The structure a business operates under shapes how it is taxed, how owners draw income, and how much administrative work the company carries each year. Todd Muslow, a certified public accountant based in Shreveport, Louisiana, works with closely held business owners who often select an entity type early and rarely revisit the decision. That choice deserves periodic review, because the right structure at formation may not remain the right structure as a company grows.

A sole proprietorship is the simplest arrangement. Income flows directly to the owner and is reported on a personal return. The tradeoff is exposure. The owner carries personal liability, and all net earnings are subject to self-employment tax. For very small operations with limited risk, the simplicity can be reasonable. As revenue increases, the tax cost often becomes difficult to justify.

A limited liability company offers liability protection while preserving pass-through taxation. By default, a single-member LLC is taxed like a sole proprietorship and a multi-member LLC like a partnership. Many owners stop there. Todd Muslow points out that an LLC can also elect to be taxed as an S corporation, which changes the picture considerably.

The S corporation election allows an owner to take a reasonable salary subject to payroll tax, then receive remaining profits as distributions that are not subject to self-employment tax. For a profitable business, that distinction can produce meaningful savings. The election carries obligations. The owner must run payroll, file a separate return, and document that the salary is reasonable for the work performed. Setting the salary too low invites scrutiny. Setting it too high erases the benefit.

C corporation status introduces a separate taxpaying entity. Profits are taxed at the corporate level, and distributions to owners are taxed again as dividends. That double layer discourages many small businesses, though a C corporation can suit companies that reinvest earnings, plan to raise outside capital, or expect to attract investors who prefer that structure.

Todd Muslow advises owners to weigh several factors together rather than focus on tax rate alone. Liability exposure, payroll administration, the cost of additional filings, plans for bringing in partners, and expectations for future profit all influence which structure fits. He also reminds clients that the decision is not permanent.
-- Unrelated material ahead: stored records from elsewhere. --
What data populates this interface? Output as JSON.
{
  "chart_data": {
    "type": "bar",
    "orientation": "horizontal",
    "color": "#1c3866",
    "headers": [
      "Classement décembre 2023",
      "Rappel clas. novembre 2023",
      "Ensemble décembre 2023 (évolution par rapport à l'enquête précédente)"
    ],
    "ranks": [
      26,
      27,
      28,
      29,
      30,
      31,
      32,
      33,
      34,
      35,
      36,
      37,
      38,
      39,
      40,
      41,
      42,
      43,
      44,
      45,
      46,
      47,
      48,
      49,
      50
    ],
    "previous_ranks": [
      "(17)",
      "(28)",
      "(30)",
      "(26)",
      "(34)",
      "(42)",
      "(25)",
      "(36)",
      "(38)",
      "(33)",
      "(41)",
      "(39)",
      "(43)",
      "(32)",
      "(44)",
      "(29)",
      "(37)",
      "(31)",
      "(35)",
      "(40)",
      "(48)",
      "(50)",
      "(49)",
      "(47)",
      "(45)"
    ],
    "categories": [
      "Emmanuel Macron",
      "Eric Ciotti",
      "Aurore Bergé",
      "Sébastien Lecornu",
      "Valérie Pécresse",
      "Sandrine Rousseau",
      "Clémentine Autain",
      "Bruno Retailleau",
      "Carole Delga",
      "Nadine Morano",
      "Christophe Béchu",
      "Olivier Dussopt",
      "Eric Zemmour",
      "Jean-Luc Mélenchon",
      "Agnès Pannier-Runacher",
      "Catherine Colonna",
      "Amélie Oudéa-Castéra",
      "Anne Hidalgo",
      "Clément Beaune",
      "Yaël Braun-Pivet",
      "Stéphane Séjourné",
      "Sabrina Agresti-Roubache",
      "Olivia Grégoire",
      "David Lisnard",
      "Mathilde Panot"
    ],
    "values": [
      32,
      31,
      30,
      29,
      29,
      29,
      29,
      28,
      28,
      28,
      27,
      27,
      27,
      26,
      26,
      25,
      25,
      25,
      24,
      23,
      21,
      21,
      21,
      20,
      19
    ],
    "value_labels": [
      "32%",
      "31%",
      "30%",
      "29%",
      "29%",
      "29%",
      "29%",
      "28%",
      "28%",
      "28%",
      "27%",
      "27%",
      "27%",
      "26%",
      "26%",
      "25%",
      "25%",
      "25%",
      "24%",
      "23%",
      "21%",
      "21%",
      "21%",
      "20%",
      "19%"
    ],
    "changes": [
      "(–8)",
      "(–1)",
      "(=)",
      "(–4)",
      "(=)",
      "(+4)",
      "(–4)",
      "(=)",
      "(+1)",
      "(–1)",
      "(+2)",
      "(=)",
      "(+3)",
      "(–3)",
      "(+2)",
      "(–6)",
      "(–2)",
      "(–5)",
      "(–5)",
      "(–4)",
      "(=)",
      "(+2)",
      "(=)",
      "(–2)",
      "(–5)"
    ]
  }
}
An entity that suited a startup with modest income may no longer serve a company generating substantial profit. Reviewing structure during annual planning gives owners the chance to adjust before a new tax year locks in the consequences.

The analysis should account for state requirements as well. Louisiana, Texas, and other states impose their own filing rules, franchise taxes, and reporting obligations. A structure that works well federally may carry added cost at the state level. Todd Muslow examines both layers before recommending a change.

For owners uncertain where they stand, the starting point is a clear picture of current profit, owner compensation, and growth expectations. With those figures in hand, the entity question becomes a structured comparison rather than a guess. Todd Muslow approaches it as part of broader financial planning, connecting the choice of structure to cash flow, payroll, and long-term goals rather than treating it as a one-time formality.

Selecting an entity is one of the earliest decisions a business makes and one of the most frequently neglected afterward. Revisiting it on a regular schedule keeps the structure aligned with the company it supports, and it gives the owner a recurring opportunity to capture savings that a static structure would leave on the table.